The most fundamental building blocks in Standard ML are values. Values are the primordial units of a given type, being irreducible to any further simplified form. When trying to answer some computational problem, it is usually the case that we are looking for some kind of "answer". As such, values are important to obtain, as we are usually looking for some kind of answer in "simplest terms". Values in SML emcompass examples such as 2, true, "foo", [1, 2, 3] and fn x => x + 1.

[Value] A value is an expression e such that, for all e' such that e ==> e', e' = e. In other words, a value is an expression that only reduces to itself - there is no pending computation left to be done.

NOTE: The meaning of ==> in the above definition is reduction, which is further explained below.
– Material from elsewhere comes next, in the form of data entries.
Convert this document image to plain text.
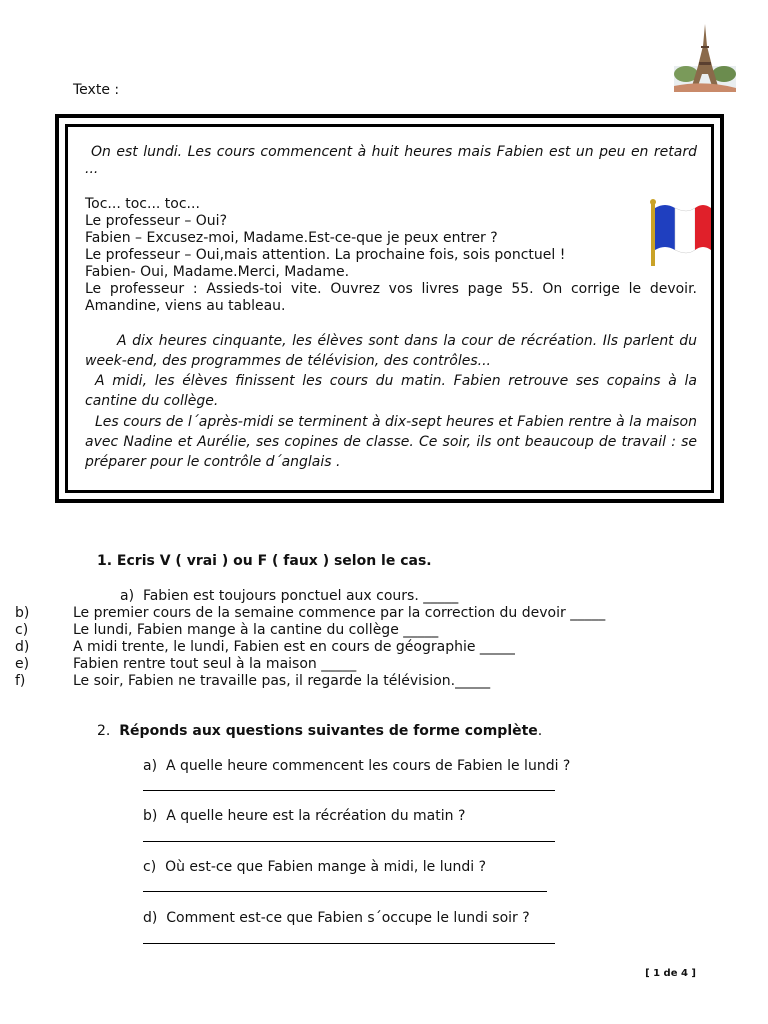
Texte :
On est lundi. Les cours commencent à huit heures mais Fabien est un peu en retard ...
Toc... toc... toc...
Le professeur – Oui?
Fabien – Excusez-moi, Madame.Est-ce-que je peux entrer ?
Le professeur – Oui,mais attention. La prochaine fois, sois ponctuel !
Fabien- Oui, Madame.Merci, Madame.
Le professeur : Assieds-toi vite. Ouvrez vos livres page 55. On corrige le devoir. Amandine, viens au tableau.
A dix heures cinquante, les élèves sont dans la cour de récréation. Ils parlent du week-end, des programmes de télévision, des contrôles...
A midi, les élèves finissent les cours du matin. Fabien retrouve ses copains à la cantine du collège.
Les cours de l´après-midi se terminent à dix-sept heures et Fabien rentre à la maison avec Nadine et Aurélie, ses copines de classe. Ce soir, ils ont beaucoup de travail : se préparer pour le contrôle d´anglais .
1. Ecris V ( vrai ) ou F ( faux ) selon le cas.
a) Fabien est toujours ponctuel aux cours. _____
b)	Le premier cours de la semaine commence par la correction du devoir _____
c)	Le lundi, Fabien mange à la cantine du collège _____
d)	A midi trente, le lundi, Fabien est en cours de géographie _____
e)	Fabien rentre tout seul à la maison _____
f)	Le soir, Fabien ne travaille pas, il regarde la télévision._____
2. Réponds aux questions suivantes de forme complète.
a) A quelle heure commencent les cours de Fabien le lundi ?
b) A quelle heure est la récréation du matin ?
c) Où est-ce que Fabien mange à midi, le lundi ?
d) Comment est-ce que Fabien s´occupe le lundi soir ?
[ 1 de 4 ]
A noteworthy distinction to make is that certain language constructs, such as an if-then-else expression, let-in-end expression, or case expression, are in fact expressions. This means that they can be passed around and evaluated just like any other expression. So for instance, the following code is a valid expression:

    val x = 5
end) + 2

and has the value of 7. Similarly, the following code is also an expression:

(if true then 15 else 150) * 2

and has a value of 30.


We now define a notion of reduction, which corresponds to our notion of simplification. We write that e ==> e' if the expression e reduces to the expression e', which means that e produces e' from zero or more applications of some simplifying rule. For instance, we may say that 2 + 2 ==> 4, since by applying the function (op +), we obtain 4. Furthermore, we may say that if true then "good" else "bad" ==> "good" by evaluation of the if-then-else expression, since the predicate (in this case true) is true.

NOTE: ==> is not valid SML code, it is simply our shorthand for the idea of reduction.
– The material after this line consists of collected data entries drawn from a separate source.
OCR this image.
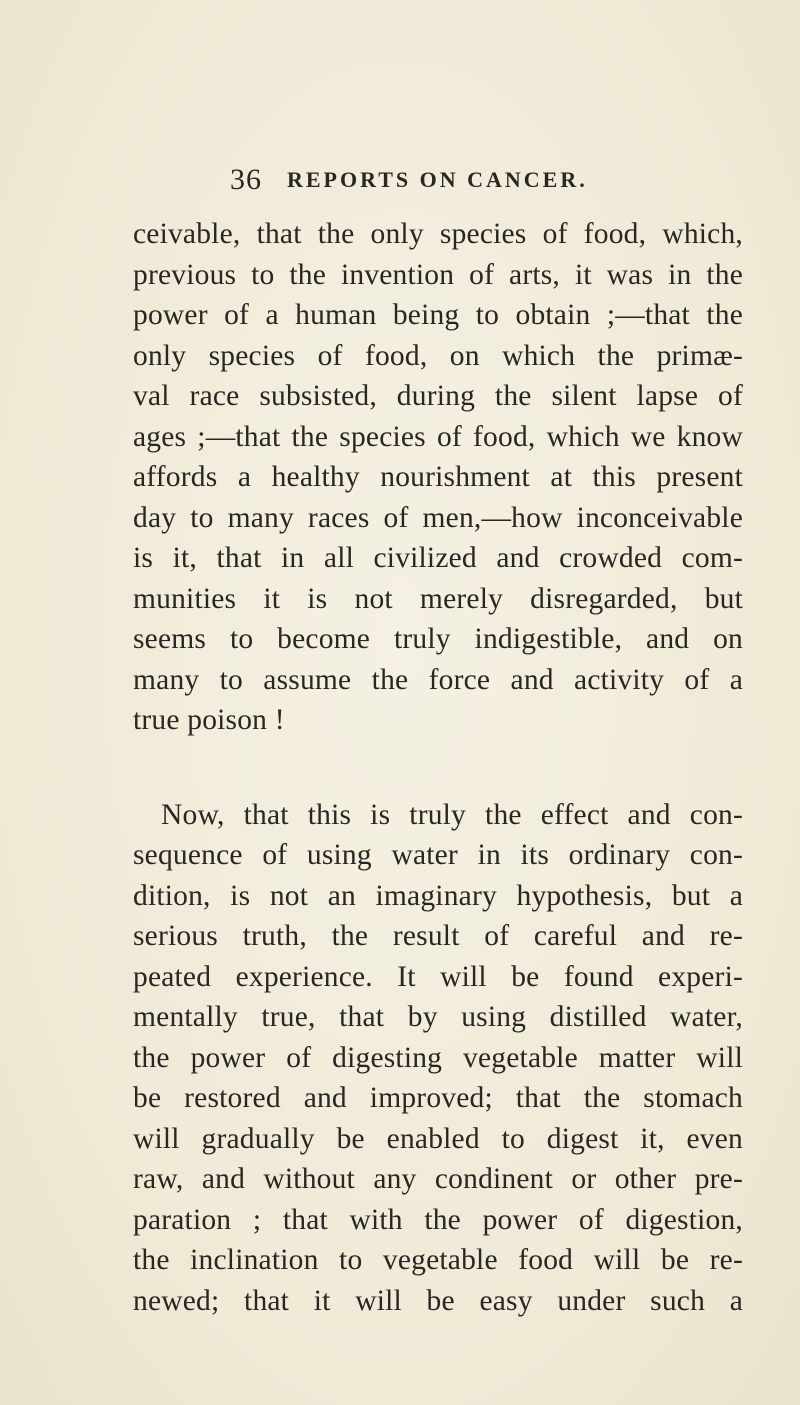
36 REPORTS ON CANCER.
ceivable, that the only species of food, which,
previous to the invention of arts, it was in the
power of a human being to obtain ;—that the
only species of food, on which the primæ-
val race subsisted, during the silent lapse of
ages ;—that the species of food, which we know
affords a healthy nourishment at this present
day to many races of men,—how inconceivable
is it, that in all civilized and crowded com-
munities it is not merely disregarded, but
seems to become truly indigestible, and on
many to assume the force and activity of a
true poison !
Now, that this is truly the effect and con-
sequence of using water in its ordinary con-
dition, is not an imaginary hypothesis, but a
serious truth, the result of careful and re-
peated experience. It will be found experi-
mentally true, that by using distilled water,
the power of digesting vegetable matter will
be restored and improved; that the stomach
will gradually be enabled to digest it, even
raw, and without any condinent or other pre-
paration ; that with the power of digestion,
the inclination to vegetable food will be re-
newed; that it will be easy under such a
[Valuable] An expression e is valuable if there exists a value v such that e ==> v. Note that all values are by definition valuable.

So valuable expressions include 2 + 2, 4, and if true then 4 else 2 (and in fact all reduce to the same value!). An example of a non-valuable expression is 1 div 0, which raises an exception Div when evaluated (since division by zero is undefined). Additionally, if we consider the following code fragment:

fun loop (x : int) : int = loop x

This defines a function loop : int -> int that loops forever, since it continuously calls itself forever. Thus, loop x for any x : int is also a non-valuable expression, since it never reduces down to a value.

In fact, what we will see is that this behavior is sufficient to characterize all well-typed expressions. We summarize it in the following:

[Behavior of Well-Typed Expressions] For any well-typed expression e, it either:

  1. Reduces to a value

  2. Loops forever

  3. Raises an exception

Eager Evaluation

SML is an eagerly evaluated[1] language. This stands opposed to other paradigms such as lazy evaluation, which is exhibited in languages such as Haskell. In an eagerly evaluated language, we evaluate arguments of functions even if we may not need them. While this arguably may be "wasteful" in some cases, we will find that this greatly simplifies work/span analysis, among other benefits.

[Eager Evaluation] In an eagerly evaluated language, arguments of functions are evaluated before stepping into the body of a function. For a function f and valuable expression e, when evaluating the expression f e, first e is evaluated to obtain the value v such that e ==> v, then f v is evaluated.

As an example of this, consider the function fn x => x + 1. If we were to try and evaluate (fn x => x + 1) (2 * 3), first we would need to evaluate the function's arguments, that being 2 * 3. As such, this entire expression would reduce to (fn x => x + 1) 6, which is 7.

In an example like the previous one, it doesn't particularly matter where we evaluated 2 * 3 - we would have gotten the same result either way. This is not always the case. Consider the expression (fn x => 2) (1 div 0). By eager evaluation, we should evaluate the argument first, which means that this entire expression should raise an exception. Raising an exception thus happens before we even look at the body of the function. For all intents and purposes, the body of the function does not exist to us until we actually enter it - which necessitates that the argument to the function is valuable. It is a black box that is "locked" behind the argument.


[1]: In other languages, we may instead say call-by-value, which is a separate but closely related concept.